The Rationals actually predated the MC5/Stooges by quite some time, both chronologically and stylistically. When they began recording for the local A2 label in 1965, they were, like many garage bands, heavily influenced by the British Invasion, although they gave their material a more soulful flavour than most similar units. "Gave My Love" was a chart-topper in Ann Arbor (and a hit in Detroit), as was a follow-up single of "Respect" (which predated Aretha Franklin's version). Picked up for national distribution by Cameo/Parkway, it nudged into the lowest regions of the national charts as well.
Similar distribution of follow-up singles by Cameo and Capitol, which found them pursuing a more blue-eyed soul-oriented direction on cuts like "I Need You" and "Hold on Baby," followed the same story: big success in Michigan, nothing doing elsewhere. Morgan turned down a spot in Blood, Sweat & Tears, and the Rationals finally got an album out on Crewe Records in early 1970. By that time, though, their moment had passed: their best work was behind them, and attempts to modify their energetic pop/soul approach for the psychedelic album market were ill-fated.

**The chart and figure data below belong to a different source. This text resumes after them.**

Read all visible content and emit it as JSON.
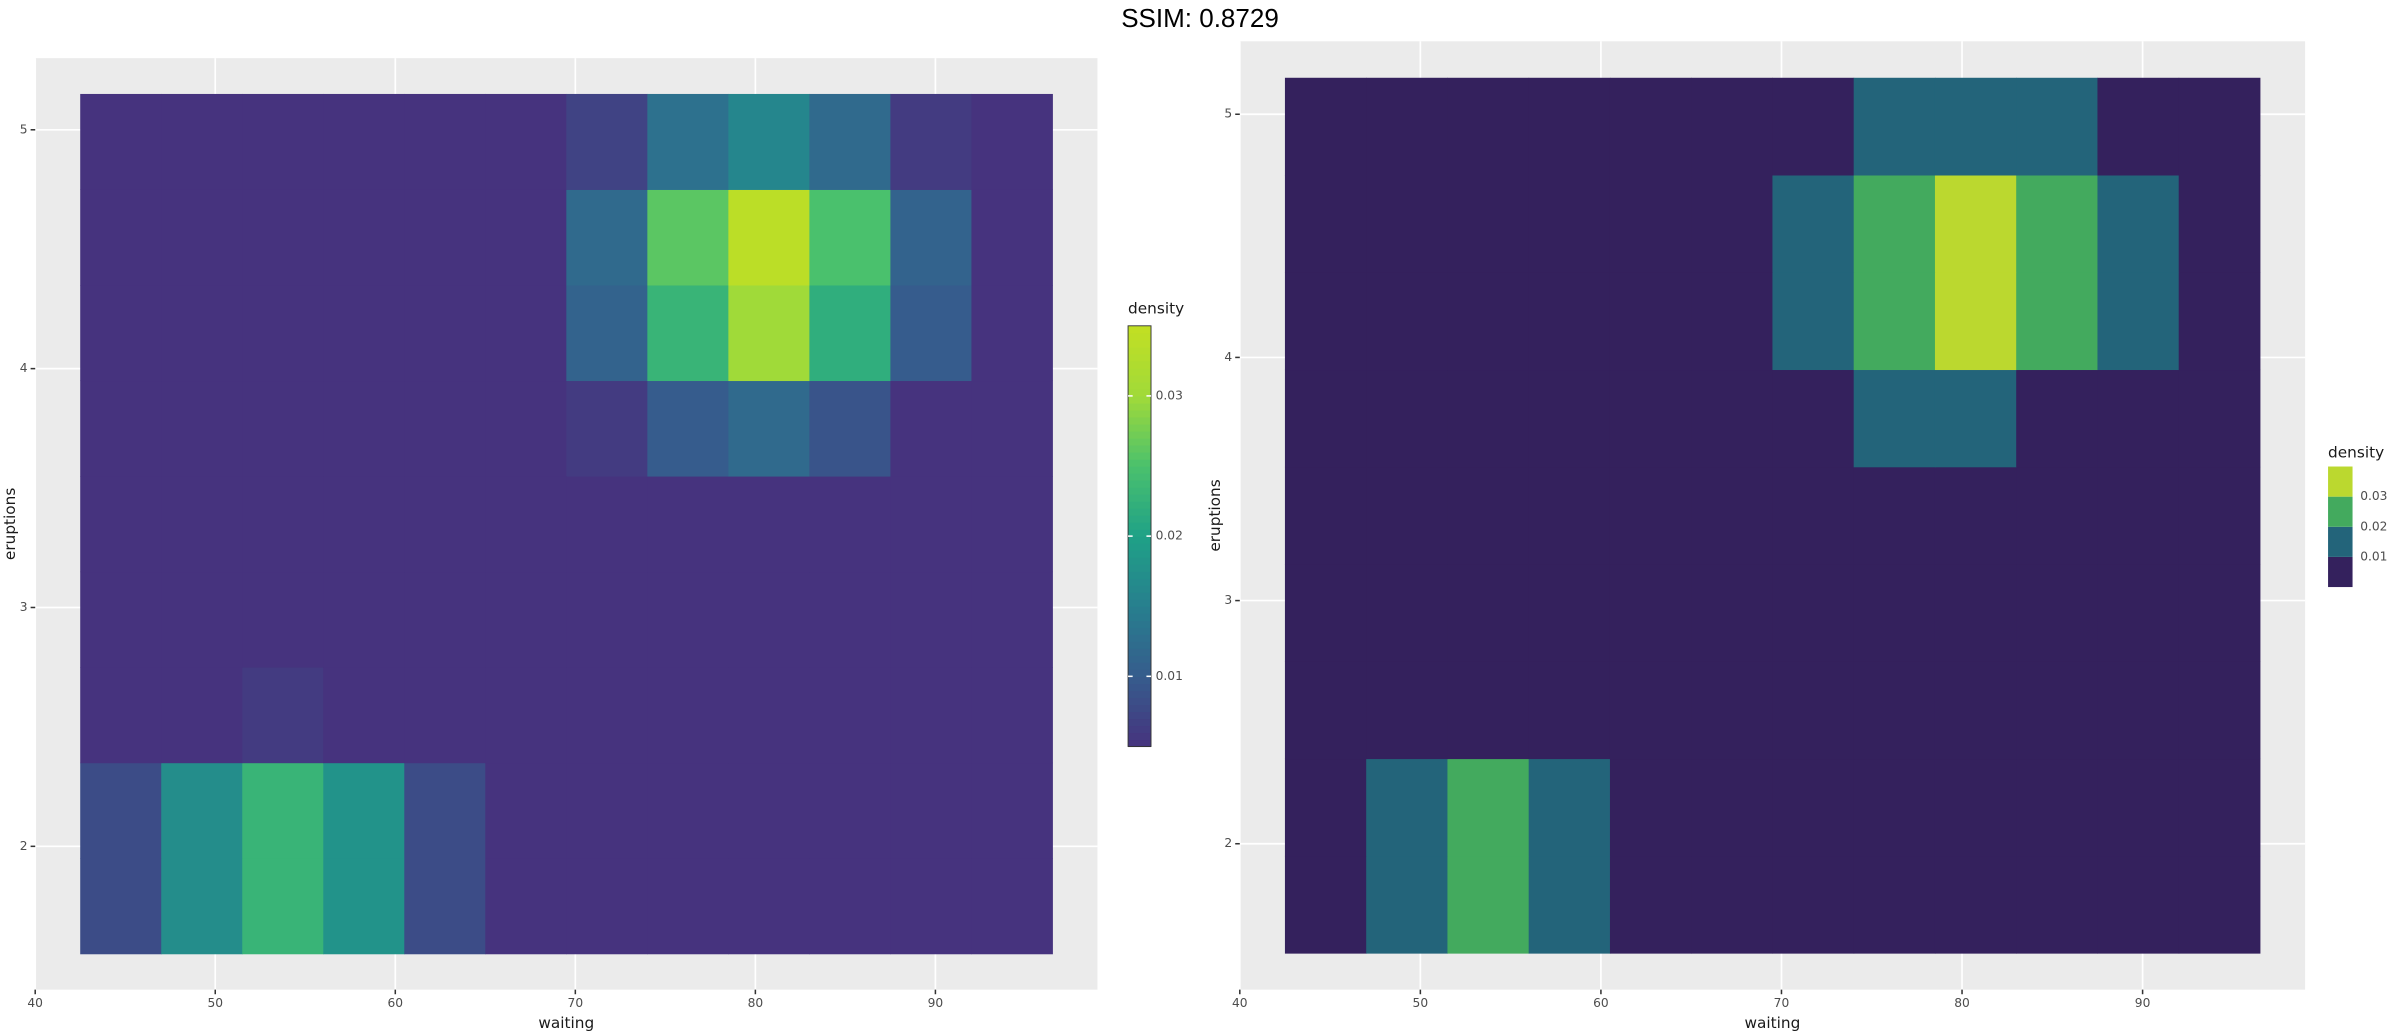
{
  "title": "SSIM: 0.8729",
  "chart_data": [
    {
      "type": "heatmap",
      "x_label": "waiting",
      "y_label": "eruptions",
      "legend_title": "density",
      "x": [
        44.75,
        49.25,
        53.75,
        58.25,
        62.75,
        67.25,
        71.75,
        76.25,
        80.75,
        85.25,
        89.75,
        94.25
      ],
      "y": [
        1.75,
        2.15,
        2.55,
        2.95,
        3.35,
        3.75,
        4.15,
        4.55,
        4.95
      ],
      "z": [
        [
          0.008,
          0.017,
          0.023,
          0.018,
          0.008,
          0.004,
          0.003,
          0.003,
          0.003,
          0.003,
          0.003,
          0.003
        ],
        [
          0.008,
          0.017,
          0.023,
          0.018,
          0.008,
          0.004,
          0.003,
          0.003,
          0.003,
          0.003,
          0.003,
          0.003
        ],
        [
          0.004,
          0.005,
          0.006,
          0.005,
          0.004,
          0.003,
          0.003,
          0.003,
          0.003,
          0.003,
          0.003,
          0.003
        ],
        [
          0.003,
          0.003,
          0.003,
          0.003,
          0.003,
          0.003,
          0.003,
          0.003,
          0.003,
          0.003,
          0.003,
          0.003
        ],
        [
          0.003,
          0.003,
          0.003,
          0.003,
          0.003,
          0.003,
          0.003,
          0.004,
          0.004,
          0.004,
          0.003,
          0.003
        ],
        [
          0.003,
          0.003,
          0.003,
          0.003,
          0.003,
          0.004,
          0.006,
          0.01,
          0.012,
          0.009,
          0.005,
          0.003
        ],
        [
          0.003,
          0.003,
          0.003,
          0.003,
          0.003,
          0.005,
          0.011,
          0.023,
          0.03,
          0.022,
          0.01,
          0.004
        ],
        [
          0.003,
          0.003,
          0.003,
          0.003,
          0.003,
          0.005,
          0.012,
          0.026,
          0.034,
          0.025,
          0.011,
          0.005
        ],
        [
          0.003,
          0.003,
          0.003,
          0.003,
          0.003,
          0.004,
          0.007,
          0.013,
          0.016,
          0.012,
          0.006,
          0.004
        ]
      ],
      "xlim": [
        40,
        99
      ],
      "ylim": [
        1.4,
        5.3
      ],
      "xticks": [
        40,
        50,
        60,
        70,
        80,
        90
      ],
      "yticks": [
        2,
        3,
        4,
        5
      ],
      "grid": true,
      "colorscale": "continuous",
      "colorlim": [
        0.005,
        0.035
      ],
      "colorticks": [
        0.01,
        0.02,
        0.03
      ],
      "palette": [
        "#46337e",
        "#365c8d",
        "#277f8e",
        "#1fa187",
        "#4ac16d",
        "#a0da39",
        "#c2df23"
      ]
    },
    {
      "type": "heatmap",
      "x_label": "waiting",
      "y_label": "eruptions",
      "legend_title": "density",
      "x": [
        44.75,
        49.25,
        53.75,
        58.25,
        62.75,
        67.25,
        71.75,
        76.25,
        80.75,
        85.25,
        89.75,
        94.25
      ],
      "y": [
        1.75,
        2.15,
        2.55,
        2.95,
        3.35,
        3.75,
        4.15,
        4.55,
        4.95
      ],
      "z": [
        [
          0.008,
          0.017,
          0.023,
          0.018,
          0.008,
          0.004,
          0.003,
          0.003,
          0.003,
          0.003,
          0.003,
          0.003
        ],
        [
          0.008,
          0.017,
          0.023,
          0.018,
          0.008,
          0.004,
          0.003,
          0.003,
          0.003,
          0.003,
          0.003,
          0.003
        ],
        [
          0.004,
          0.005,
          0.006,
          0.005,
          0.004,
          0.003,
          0.003,
          0.003,
          0.003,
          0.003,
          0.003,
          0.003
        ],
        [
          0.003,
          0.003,
          0.003,
          0.003,
          0.003,
          0.003,
          0.003,
          0.003,
          0.003,
          0.003,
          0.003,
          0.003
        ],
        [
          0.003,
          0.003,
          0.003,
          0.003,
          0.003,
          0.003,
          0.003,
          0.004,
          0.004,
          0.004,
          0.003,
          0.003
        ],
        [
          0.003,
          0.003,
          0.003,
          0.003,
          0.003,
          0.004,
          0.006,
          0.01,
          0.012,
          0.009,
          0.005,
          0.003
        ],
        [
          0.003,
          0.003,
          0.003,
          0.003,
          0.003,
          0.005,
          0.011,
          0.023,
          0.03,
          0.022,
          0.01,
          0.004
        ],
        [
          0.003,
          0.003,
          0.003,
          0.003,
          0.003,
          0.005,
          0.012,
          0.026,
          0.034,
          0.025,
          0.011,
          0.005
        ],
        [
          0.003,
          0.003,
          0.003,
          0.003,
          0.003,
          0.004,
          0.007,
          0.013,
          0.016,
          0.012,
          0.006,
          0.004
        ]
      ],
      "xlim": [
        40,
        99
      ],
      "ylim": [
        1.4,
        5.3
      ],
      "xticks": [
        40,
        50,
        60,
        70,
        80,
        90
      ],
      "yticks": [
        2,
        3,
        4,
        5
      ],
      "grid": true,
      "colorscale": "binned",
      "breaks": [
        0.01,
        0.02,
        0.03
      ],
      "palette": [
        "#34215d",
        "#23647a",
        "#43aa5e",
        "#bbd82f"
      ]
    }
  ]
}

The Rationals broke up in the summer of 1970. Morgan continued to build his cult credentials over the next 25 years on sporadic recordings with Sonic's Rendezvous Band (which also featured the MC5's Fred Smith), the Scott Morgan Band, and Scott's Pirates. Licensing hurdles, unfortunately, have prevented their batch of fine '60s singles for A2, Cameo/Parkway, and Capitol from being reissued on a coherent anthology, although some have dotted obscure garage compilations. This is a shame, as their sole album, and a recently released live CD of a show from late 1968, are unrepresentative of the band as they sounded at their best.